Выбрать главу

Но теперь, в конце-то концов, передо мной была всего-навсего площадь, залитая асфальтом, и на ней — два или три десятка тонн камня, над которым поработал резец... А вчера? Когда «черные вороны» кружили по всей стране? Как тогда жили эти люди? Отчего с покорностью кроликов шли в пасть к удаву? Ведь были среди них люди отчаянные, бесстрашные? Были — не терявшие хладнокровия в бою, перед лицом врага? Были — революционеры-профессионалы, каторжане-подпольщики?..

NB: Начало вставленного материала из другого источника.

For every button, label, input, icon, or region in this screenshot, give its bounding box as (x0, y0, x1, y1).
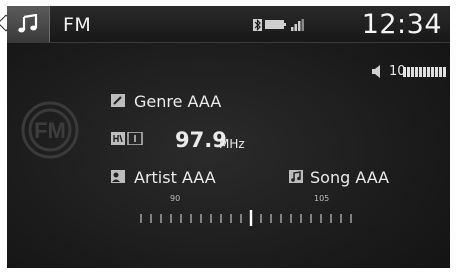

Как ни странно, меня не занимал Сталин, куда интересней и загадочней были многие из тех людей, которых я видел вокруг. Я встречал их не только в редакции, в городе, в командировках. У Веры Григорьевны Недовесовой — тети Веры — был, что называется, открытый дом. Здесь и по будням, и в праздники сходились ее... друзья?., знакомые?.. товарищи?.. Да нет, скорее — братья и сестры по лагерю. Братство — иначе этого не назовешь. Здесь не было угрюмства, злобы, жалоб на сломанную жизнь, обиды за жестокую судьбу; здесь если вспоминали о лагере, то непременно что-нибудь смешное, а в основном беспечно шутили, острили, пели, сочиняли эпиграммы, пародии, рисовали шаржи друг на друга — удивительно сочетались в общении этих немолодых уже людей детская проказливость и интеллигентность, душевная бодрость и готовность в любое время дня и ночи ринуться на помощь друг другу.

Я слушал веселые пикировки за столом, смеялся, как и все, разглядывая тут же, мгновенно набросанные шаржи, а хотелось мне другого — услышать историю каждого, понять, вплотную ощутить свое время... Услышать и записать. Много лет спустя, когда Вера Григорьевна вышла на пенсию, а консультации, которые продолжала она давать в больнице, оставляли порядочно досуга, я принялся уговаривать ее взяться за мемуары, рассказать о тех годах жизни, которые были связаны с лагерем. Она была замечательный рассказчик, ей нравилось внимание, которое невольно сосредоточивалось на ней за столом; чем многочисленней собиралась компания, тем внимательней, казалось, ее слушали. Но что — слова, пока они не легли на бумагу?..

Была глухая пора начала восьмидесятых годов. О Двадцатом съезде не упоминали, Сталин все чаще появлялся на киноэкранах, за чтение «Архипелага ГУЛАГ» гнали с работы, давали срок. В это время старая женщина, чьи глаза с каждым днем видели все хуже, по утрам садилась к столу и стремительным, неразборчивым — «врачебным» — почерком, тем самым, которым были заполнены прежде тысячи историй болезни, исписывала две-три страницы. После ее смерти я получил их, аккуратно сложенные внуком, в большой, неуклюжей, но надежной самодельной папке из плотного картона.

— Зачем же я буду писать? — помню, спросила она.— Кто и когда это прочтет?

— Не знаю,— сказал я.— Знаю только, что об этом надо написать.

— Я обычный, рядовой человек, и в судьбе моей нет ничего сверхординарного... Наоборот, мне было лучше, чем многим. Благополучная в общем-то судьба. И вообще — какой из меня романист?..

— Да разве я о романе говорю? Пусть это будут... Будут просто записки врача. Как, например, у Вересаева. Только — совсем о другом...

ЗАПИСКИ ВРАЧА

Перед арестом

Вернувшись в декабре 1936 года с Чрезвычайного съезда Советов, на котором была принята новая Конституция СССР, первый секретарь астраханского горкома партии собрал у себя дома несколько человек, и нас с мужем1 в том числе. За столом хозяин дома много и интересно рассказывал о съезде. Вдруг я услышала чьи-то слова: «Ну, теперь начнутся массовые аресты».

1 Василий Иванович Сусаров — врач, заведовал облздравом в г. Астрахани. Расстрелян в 1938 году, впоследствии реабилитирован.

Жизнь между тем текла как будто спокойно, размеренно. Я работала над диссертацией, занималась со студентами. Муж также трудился. Встретили 1937 год. Я списалась с заведующим кафедрой патанатомии Саратовского мединститута и повезла ему свою работу на рецензию. И вдруг в Саратове к своему ужасу узнаю, что профессор арестован.